Charles Tullier, industriel et propriétaire de l'entreprise de sidérurgie Tullier, avait été retrouvé poignardé dans la chapelle du paquebot en début de matinée. D'après le médecin, l'heure du crime se situait entre vingt-trois heures et une heure du matin. La note retrouvée sur le corps, CHAP 0:00, menait à penser que la victime avait rendez-vous à minuit. Avec son meurtrier, sans doute. Ce dernier détail plaçait la mort entre minuit et une heure du matin.

Charles Tullier avait dîné à la table d'Alceste la veille au soir et s'était retiré aux alentours de vingt-deux heures. L'industriel avait demandé qu'un brandy soit apporté à sa cabine au moment de partir. Le détective prit note de demander confirmation auprès du capitaine.

Maintenant, les motifs possibles. Dans l'absolu, n'importe lequel des passagers de l'Île de France aurait pu commettre le crime, mais la victime avait accepté de rencontrer l'assassin. De plus, l'examen du corps montrait l'absence de lutte. Charles Tullier devait donc connaître son agresseur. Il avait été pris par surprise. Un élément important qui permettait à Alceste de limiter la liste des suspects  : il pouvait s'agir d'un passager de première classe, ou bien d'un membre du personnel de bord que M. Tullier connaissait ou qu'il avait rencontré sur le paquebot.

Les explications de l'Américaine, Johanna Wesley, se montraient utiles après tout. La rumeur courait autour des fiançailles de lord Alastair Canterbury, obligé par son testament à se marier avant de pouvoir toucher son héritage. La fille de la victime, mademoiselle Tullier, serait promise à l'aristocrate britannique. Charles Tullier connaissait donc lord Alastair avant ce voyage. Mais les fiançailles n'étaient pas officielles et Alceste ne connaissait l'information que par une vieille dame bavarde.

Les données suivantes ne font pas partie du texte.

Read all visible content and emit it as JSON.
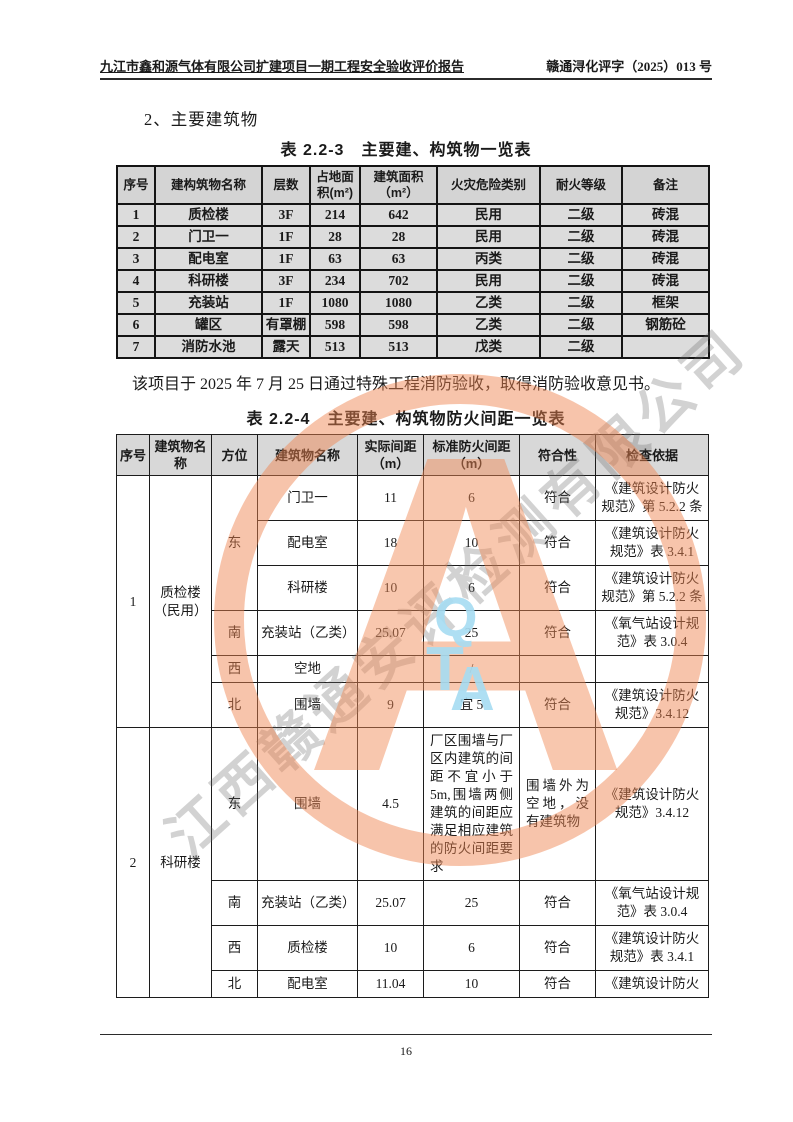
{
  "header": {
    "left_title": "九江市鑫和源气体有限公司扩建项目一期工程安全验收评价报告",
    "right_doc_no": "赣通浔化评字（2025）013 号"
  },
  "section": {
    "heading": "2、主要建筑物"
  },
  "building_table": {
    "caption": "表 2.2-3　主要建、构筑物一览表",
    "headers": [
      "序号",
      "建构筑物名称",
      "层数",
      "占地面积(m²)",
      "建筑面积（m²）",
      "火灾危险类别",
      "耐火等级",
      "备注"
    ],
    "rows": [
      [
        "1",
        "质检楼",
        "3F",
        "214",
        "642",
        "民用",
        "二级",
        "砖混"
      ],
      [
        "2",
        "门卫一",
        "1F",
        "28",
        "28",
        "民用",
        "二级",
        "砖混"
      ],
      [
        "3",
        "配电室",
        "1F",
        "63",
        "63",
        "丙类",
        "二级",
        "砖混"
      ],
      [
        "4",
        "科研楼",
        "3F",
        "234",
        "702",
        "民用",
        "二级",
        "砖混"
      ],
      [
        "5",
        "充装站",
        "1F",
        "1080",
        "1080",
        "乙类",
        "二级",
        "框架"
      ],
      [
        "6",
        "罐区",
        "有罩棚",
        "598",
        "598",
        "乙类",
        "二级",
        "钢筋砼"
      ],
      [
        "7",
        "消防水池",
        "露天",
        "513",
        "513",
        "戊类",
        "二级",
        ""
      ]
    ]
  },
  "paragraph": "该项目于 2025 年 7 月 25 日通过特殊工程消防验收，取得消防验收意见书。",
  "fire_distance_table": {
    "caption": "表 2.2-4　主要建、构筑物防火间距一览表",
    "headers": [
      "序号",
      "建筑物名称",
      "方位",
      "建筑物名称",
      "实际间距（m）",
      "标准防火间距（m）",
      "符合性",
      "检查依据"
    ],
    "groups": [
      {
        "no": "1",
        "name": "质检楼（民用）",
        "rows": [
          {
            "dir": "东",
            "dirspan": 3,
            "target": "门卫一",
            "actual": "11",
            "std": "6",
            "conform": "符合",
            "basis": "《建筑设计防火规范》第 5.2.2 条"
          },
          {
            "target": "配电室",
            "actual": "18",
            "std": "10",
            "conform": "符合",
            "basis": "《建筑设计防火规范》表 3.4.1"
          },
          {
            "target": "科研楼",
            "actual": "10",
            "std": "6",
            "conform": "符合",
            "basis": "《建筑设计防火规范》第 5.2.2 条"
          },
          {
            "dir": "南",
            "dirspan": 1,
            "target": "充装站（乙类）",
            "actual": "25.07",
            "std": "25",
            "conform": "符合",
            "basis": "《氧气站设计规范》表 3.0.4"
          },
          {
            "dir": "西",
            "dirspan": 1,
            "target": "空地",
            "actual": "",
            "std": "/",
            "conform": "",
            "basis": ""
          },
          {
            "dir": "北",
            "dirspan": 1,
            "target": "围墙",
            "actual": "9",
            "std": "宜 5",
            "conform": "符合",
            "basis": "《建筑设计防火规范》3.4.12"
          }
        ]
      },
      {
        "no": "2",
        "name": "科研楼",
        "rows": [
          {
            "dir": "东",
            "dirspan": 1,
            "target": "围墙",
            "actual": "4.5",
            "std": "厂区围墙与厂区内建筑的间距不宜小于 5m,围墙两侧建筑的间距应满足相应建筑的防火间距要求",
            "conform": "围墙外为空地，没有建筑物",
            "basis": "《建筑设计防火规范》3.4.12"
          },
          {
            "dir": "南",
            "dirspan": 1,
            "target": "充装站（乙类）",
            "actual": "25.07",
            "std": "25",
            "conform": "符合",
            "basis": "《氧气站设计规范》表 3.0.4"
          },
          {
            "dir": "西",
            "dirspan": 1,
            "target": "质检楼",
            "actual": "10",
            "std": "6",
            "conform": "符合",
            "basis": "《建筑设计防火规范》表 3.4.1"
          },
          {
            "dir": "北",
            "dirspan": 1,
            "target": "配电室",
            "actual": "11.04",
            "std": "10",
            "conform": "符合",
            "basis": "《建筑设计防火"
          }
        ]
      }
    ]
  },
  "watermark": {
    "diagonal_text": "江西赣通安评检测有限公司",
    "stamp_letter_q": "Q",
    "stamp_letter_t": "T",
    "stamp_letter_a": "A",
    "stamp_big_letter": "A",
    "ring_color": "#ee8350",
    "letters_color": "#a5dcf2"
  },
  "footer": {
    "page_number": "16"
  }
}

La rumeur disait aussi que ces fiançailles auraient été conclues dans le cadre d'un partenariat d'affaires. Mais la veille, au dîner, Charles Tullier et lord Alastair Canterbury doutaient clairement de leurs compétences spéculatives mutuelles. Comment pouvaient-ils accepter de travailler ensemble ? À moins que cette dispute ne fût une manigance pour dissimuler cet accord entre les deux hommes et taire les ouï-dire ? Possible, mais peu probable, trancha Alceste. Aucun d'entre eux ne disposait d'un caractère à se donner en spectacle de la sorte. Le détective restait donc sceptique quant à cette histoire de fiançailles.

Cela étant, plusieurs personnes, y compris le meurtrier lui-même, pouvaient croire à cette rumeur. Les soi-disant fiançailles de lord Alastair Canterbury avec la fille Tullier restaient donc un motif possible.

Alceste soupira, retira ses lunettes et se massa l'arête du nez entre le pouce et l'index. Entre les jeunes filles célibataires et leur famille, les suspects ne manquaient pas à bord. Il devait rassembler les transcriptions des interrogatoires du matin avant de spéculer davantage.

***

Quelques instants plus tard, poussé par son estomac, Alceste se décida à quitter sa cabine. Le salon semblait bien vide pour le déjeuner. Le soleil illuminait les nappes immaculées, l'argenterie brillait, les serveurs, impeccables en costume noir et blanc, naviguaient, plats en main. Quel agréable spectacle ! Seules quelques tables étaient occupées et les discussions y étaient agitées.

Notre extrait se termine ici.